We stared in disbelief as the moonlight illuminated the figure of a grown woman in a long dress and a light colored apron standing at the front door. She was holding what appeared to be a vase of flowers. The moonlight was bright enough that we could see the expression on her face was that of a very unhappy woman. Both the girls screamed and I came pretty close myself. The figure paid no attention to the screams of the girls or our presence at her front door. We watched as the woman threw the vase out into the yard. I saw the vase flying through the very bright moonlight and expected to hear the crash when it broke against the rocky ground. That sound never occurred and before my eyes the woman faded into the thick, warm, night air. With numbed amazement, I looked back at the spot where the vase should have landed and could see nothing that resembled it. That odd feeling of the hair standing on the back of my neck and a weird paralysis in my legs held me fast in place. My brain was screaming “run”, my feet were refusing to move and I actually felt as though I was losing my balance. At this point, the heavy scent of honeysuckle, again, filled the air. We all looked at each other and I am sure we were all thinking the same thing. The girls echoed in unison, “Let’s go”. I think all four of us completely agreed with that sentiment, thus we moved, with some haste, toward where the car was parked.
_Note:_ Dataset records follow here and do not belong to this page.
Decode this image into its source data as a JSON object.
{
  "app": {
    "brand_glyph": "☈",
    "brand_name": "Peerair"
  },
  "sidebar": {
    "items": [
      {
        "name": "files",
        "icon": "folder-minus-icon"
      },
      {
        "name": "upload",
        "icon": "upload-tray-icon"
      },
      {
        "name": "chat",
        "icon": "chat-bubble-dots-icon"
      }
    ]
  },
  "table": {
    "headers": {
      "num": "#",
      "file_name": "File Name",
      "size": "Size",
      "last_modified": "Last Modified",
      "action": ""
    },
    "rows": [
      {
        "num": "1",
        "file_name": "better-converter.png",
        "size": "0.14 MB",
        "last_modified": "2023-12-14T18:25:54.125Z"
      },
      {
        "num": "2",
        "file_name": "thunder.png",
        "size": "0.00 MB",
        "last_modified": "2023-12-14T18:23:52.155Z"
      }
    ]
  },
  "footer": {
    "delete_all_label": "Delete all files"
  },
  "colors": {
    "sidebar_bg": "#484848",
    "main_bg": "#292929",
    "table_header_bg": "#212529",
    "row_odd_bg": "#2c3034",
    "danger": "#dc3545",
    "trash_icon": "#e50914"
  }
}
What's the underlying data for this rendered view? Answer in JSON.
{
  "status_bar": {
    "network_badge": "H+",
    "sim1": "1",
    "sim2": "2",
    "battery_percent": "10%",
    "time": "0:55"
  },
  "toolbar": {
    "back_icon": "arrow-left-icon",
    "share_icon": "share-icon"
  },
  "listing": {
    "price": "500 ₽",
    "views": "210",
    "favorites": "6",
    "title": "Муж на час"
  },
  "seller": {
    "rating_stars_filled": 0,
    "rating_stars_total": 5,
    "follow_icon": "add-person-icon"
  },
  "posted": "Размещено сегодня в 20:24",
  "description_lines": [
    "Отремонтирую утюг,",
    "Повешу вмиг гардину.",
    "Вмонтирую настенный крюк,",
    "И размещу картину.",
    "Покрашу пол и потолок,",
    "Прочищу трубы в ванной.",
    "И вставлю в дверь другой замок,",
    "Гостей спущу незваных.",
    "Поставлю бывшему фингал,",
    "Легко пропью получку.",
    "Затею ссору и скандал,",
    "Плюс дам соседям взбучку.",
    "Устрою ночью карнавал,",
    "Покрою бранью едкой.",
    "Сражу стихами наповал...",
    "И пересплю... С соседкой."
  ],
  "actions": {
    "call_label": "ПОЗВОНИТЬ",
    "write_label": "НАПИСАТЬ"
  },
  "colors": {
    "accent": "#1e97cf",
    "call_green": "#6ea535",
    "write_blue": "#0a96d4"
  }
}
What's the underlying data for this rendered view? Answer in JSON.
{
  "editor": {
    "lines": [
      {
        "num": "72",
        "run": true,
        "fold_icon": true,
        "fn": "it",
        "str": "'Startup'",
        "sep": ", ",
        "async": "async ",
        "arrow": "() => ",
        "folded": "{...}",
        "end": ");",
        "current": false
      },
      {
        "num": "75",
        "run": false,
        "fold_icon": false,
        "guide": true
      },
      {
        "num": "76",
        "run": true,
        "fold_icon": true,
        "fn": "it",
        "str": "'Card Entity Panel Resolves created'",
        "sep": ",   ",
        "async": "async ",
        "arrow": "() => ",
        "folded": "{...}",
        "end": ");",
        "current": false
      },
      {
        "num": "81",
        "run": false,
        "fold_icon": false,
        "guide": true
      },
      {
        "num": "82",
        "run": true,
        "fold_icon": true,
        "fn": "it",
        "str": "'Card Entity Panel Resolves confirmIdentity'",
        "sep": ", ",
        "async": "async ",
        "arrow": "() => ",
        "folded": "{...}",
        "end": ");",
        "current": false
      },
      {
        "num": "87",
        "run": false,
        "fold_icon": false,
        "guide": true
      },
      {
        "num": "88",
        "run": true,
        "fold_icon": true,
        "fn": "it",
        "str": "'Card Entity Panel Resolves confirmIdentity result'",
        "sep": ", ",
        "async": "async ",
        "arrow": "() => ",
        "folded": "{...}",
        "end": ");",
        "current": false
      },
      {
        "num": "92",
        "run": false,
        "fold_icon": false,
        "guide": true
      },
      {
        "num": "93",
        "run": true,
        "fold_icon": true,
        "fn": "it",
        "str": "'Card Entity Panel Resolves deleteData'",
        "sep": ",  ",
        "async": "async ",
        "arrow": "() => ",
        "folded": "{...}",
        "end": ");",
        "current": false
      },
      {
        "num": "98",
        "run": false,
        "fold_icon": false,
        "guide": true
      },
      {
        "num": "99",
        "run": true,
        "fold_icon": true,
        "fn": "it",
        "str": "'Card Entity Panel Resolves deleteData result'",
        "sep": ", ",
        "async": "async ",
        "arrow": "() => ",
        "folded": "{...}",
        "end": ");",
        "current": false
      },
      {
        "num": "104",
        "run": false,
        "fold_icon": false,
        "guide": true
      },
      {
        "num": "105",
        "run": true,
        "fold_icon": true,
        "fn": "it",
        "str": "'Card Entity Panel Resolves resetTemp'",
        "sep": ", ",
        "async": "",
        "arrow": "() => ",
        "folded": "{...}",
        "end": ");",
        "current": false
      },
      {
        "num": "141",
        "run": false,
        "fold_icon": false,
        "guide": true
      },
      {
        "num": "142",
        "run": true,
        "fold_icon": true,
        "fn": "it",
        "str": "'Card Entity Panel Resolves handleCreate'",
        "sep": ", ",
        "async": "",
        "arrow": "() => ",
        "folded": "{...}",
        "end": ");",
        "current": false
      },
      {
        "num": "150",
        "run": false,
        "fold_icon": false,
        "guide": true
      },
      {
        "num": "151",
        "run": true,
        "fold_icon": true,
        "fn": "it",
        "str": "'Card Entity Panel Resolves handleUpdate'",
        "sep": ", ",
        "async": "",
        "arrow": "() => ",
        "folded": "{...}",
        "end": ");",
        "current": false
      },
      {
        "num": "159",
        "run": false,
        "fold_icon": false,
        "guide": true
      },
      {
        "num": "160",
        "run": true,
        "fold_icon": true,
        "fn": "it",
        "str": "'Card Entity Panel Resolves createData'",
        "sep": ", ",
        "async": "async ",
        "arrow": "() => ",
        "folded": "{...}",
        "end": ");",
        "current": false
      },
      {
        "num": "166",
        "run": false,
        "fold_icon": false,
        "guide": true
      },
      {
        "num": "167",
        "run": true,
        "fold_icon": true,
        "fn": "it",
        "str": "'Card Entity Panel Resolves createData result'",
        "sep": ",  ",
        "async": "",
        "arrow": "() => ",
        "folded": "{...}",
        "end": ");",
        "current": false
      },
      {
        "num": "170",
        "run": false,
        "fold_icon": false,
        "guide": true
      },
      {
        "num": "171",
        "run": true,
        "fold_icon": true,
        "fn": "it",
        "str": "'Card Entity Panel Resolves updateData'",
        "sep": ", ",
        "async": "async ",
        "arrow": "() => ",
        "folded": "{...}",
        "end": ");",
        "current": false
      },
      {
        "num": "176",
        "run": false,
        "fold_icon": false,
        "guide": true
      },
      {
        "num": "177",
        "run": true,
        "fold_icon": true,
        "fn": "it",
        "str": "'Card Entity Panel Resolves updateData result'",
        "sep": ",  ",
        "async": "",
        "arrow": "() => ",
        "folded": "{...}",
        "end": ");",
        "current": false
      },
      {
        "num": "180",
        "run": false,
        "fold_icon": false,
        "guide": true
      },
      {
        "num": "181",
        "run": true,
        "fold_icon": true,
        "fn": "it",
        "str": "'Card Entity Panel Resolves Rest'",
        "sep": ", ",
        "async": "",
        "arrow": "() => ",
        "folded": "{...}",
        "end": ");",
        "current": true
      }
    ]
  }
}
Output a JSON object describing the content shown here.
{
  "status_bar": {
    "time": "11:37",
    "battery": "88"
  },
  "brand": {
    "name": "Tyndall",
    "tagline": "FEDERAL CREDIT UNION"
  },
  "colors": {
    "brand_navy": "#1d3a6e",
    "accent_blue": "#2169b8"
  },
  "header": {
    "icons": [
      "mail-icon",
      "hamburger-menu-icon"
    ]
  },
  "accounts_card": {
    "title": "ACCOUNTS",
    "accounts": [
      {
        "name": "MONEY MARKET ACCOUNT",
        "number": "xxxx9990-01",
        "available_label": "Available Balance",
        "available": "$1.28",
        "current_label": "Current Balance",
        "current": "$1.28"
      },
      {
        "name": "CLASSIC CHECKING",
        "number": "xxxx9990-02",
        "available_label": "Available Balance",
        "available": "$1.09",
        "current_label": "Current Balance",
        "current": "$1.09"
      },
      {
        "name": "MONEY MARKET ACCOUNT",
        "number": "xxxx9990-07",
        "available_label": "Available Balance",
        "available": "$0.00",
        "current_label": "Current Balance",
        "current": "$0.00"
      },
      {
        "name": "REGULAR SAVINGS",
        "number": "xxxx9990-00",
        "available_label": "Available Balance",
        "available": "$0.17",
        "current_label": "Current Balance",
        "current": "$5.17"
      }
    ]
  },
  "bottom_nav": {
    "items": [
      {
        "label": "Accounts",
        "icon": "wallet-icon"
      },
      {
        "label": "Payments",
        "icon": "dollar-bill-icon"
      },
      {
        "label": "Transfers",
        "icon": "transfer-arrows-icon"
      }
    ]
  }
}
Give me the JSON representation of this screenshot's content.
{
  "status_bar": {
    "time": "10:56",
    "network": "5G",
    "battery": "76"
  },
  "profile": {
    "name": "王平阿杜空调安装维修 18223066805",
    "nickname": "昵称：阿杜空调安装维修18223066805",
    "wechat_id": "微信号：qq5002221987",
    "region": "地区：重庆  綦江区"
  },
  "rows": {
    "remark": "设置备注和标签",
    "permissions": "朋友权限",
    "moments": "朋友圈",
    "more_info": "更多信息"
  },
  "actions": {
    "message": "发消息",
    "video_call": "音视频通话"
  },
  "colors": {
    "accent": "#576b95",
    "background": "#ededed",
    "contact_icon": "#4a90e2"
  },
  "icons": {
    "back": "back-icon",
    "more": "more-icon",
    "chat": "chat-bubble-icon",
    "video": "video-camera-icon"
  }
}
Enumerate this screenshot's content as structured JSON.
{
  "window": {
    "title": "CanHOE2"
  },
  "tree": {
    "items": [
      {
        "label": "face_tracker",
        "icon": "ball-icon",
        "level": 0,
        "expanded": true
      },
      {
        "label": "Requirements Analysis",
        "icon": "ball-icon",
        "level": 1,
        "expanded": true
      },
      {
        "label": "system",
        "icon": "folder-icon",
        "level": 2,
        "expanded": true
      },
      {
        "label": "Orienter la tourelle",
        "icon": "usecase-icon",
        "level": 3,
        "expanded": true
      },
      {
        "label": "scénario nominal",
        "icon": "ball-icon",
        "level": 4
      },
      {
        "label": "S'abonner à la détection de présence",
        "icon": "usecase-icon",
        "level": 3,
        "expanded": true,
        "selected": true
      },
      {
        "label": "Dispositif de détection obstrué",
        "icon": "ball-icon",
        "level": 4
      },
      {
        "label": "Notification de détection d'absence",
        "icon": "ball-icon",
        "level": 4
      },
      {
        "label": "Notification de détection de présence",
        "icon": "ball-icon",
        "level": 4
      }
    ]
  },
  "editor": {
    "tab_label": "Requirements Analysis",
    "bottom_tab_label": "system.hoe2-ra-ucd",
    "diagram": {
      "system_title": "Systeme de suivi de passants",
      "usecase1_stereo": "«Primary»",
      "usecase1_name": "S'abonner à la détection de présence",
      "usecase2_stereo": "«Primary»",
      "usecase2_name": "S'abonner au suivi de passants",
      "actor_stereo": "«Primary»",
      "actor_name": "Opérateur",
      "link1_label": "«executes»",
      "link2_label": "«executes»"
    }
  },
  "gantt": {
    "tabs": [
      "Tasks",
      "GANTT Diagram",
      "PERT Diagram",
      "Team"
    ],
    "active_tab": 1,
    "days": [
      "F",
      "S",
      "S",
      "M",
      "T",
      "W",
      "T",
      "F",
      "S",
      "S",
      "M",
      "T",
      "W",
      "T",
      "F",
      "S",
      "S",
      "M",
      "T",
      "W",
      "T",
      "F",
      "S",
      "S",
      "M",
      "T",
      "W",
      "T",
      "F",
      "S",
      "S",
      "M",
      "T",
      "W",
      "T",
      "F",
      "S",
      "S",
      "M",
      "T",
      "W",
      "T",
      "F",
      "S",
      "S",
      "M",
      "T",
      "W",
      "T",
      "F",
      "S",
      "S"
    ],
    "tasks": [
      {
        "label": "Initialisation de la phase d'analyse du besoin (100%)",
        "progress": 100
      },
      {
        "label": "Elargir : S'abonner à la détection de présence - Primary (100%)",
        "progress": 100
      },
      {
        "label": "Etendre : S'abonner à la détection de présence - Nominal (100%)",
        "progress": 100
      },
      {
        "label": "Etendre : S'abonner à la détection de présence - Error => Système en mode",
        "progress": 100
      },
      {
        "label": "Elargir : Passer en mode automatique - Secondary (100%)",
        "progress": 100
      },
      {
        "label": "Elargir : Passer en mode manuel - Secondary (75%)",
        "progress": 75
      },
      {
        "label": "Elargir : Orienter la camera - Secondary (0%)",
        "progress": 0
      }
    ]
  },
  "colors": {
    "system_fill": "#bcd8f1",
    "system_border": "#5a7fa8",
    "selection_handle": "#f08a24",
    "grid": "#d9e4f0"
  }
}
It was about two hundred yards to where the car was parked, on the side of a dirt road, but that walk (actually, more of a run) seemed much, much longer. We spooked a few cows in our hurried flight and quickly let ourselves through the pasture gate, to where the car waited. In the car, we had a loud and vigorous discussion about what had just happened as we hurriedly drove away. We all agreed that what we had seen had to be the little girl’s mother throwing out the flowers, which concealed the bee, which had killed her little girl. The woman’s apparition had every right to appear unhappy and it was very evident that her spirit was yet unquiet and had been so for all the years since the girl’s death. She had likely reenacted this same futile act of throwing out the flowers, countless times… every year… when the honeysuckle is in bloom.
Now, every time I smell honeysuckle, I relive that night, when I looked into the face of a very real and troubled spirit that was trapped in a fruitless cycle between the peace of the grave and the torment of living with the loss a child.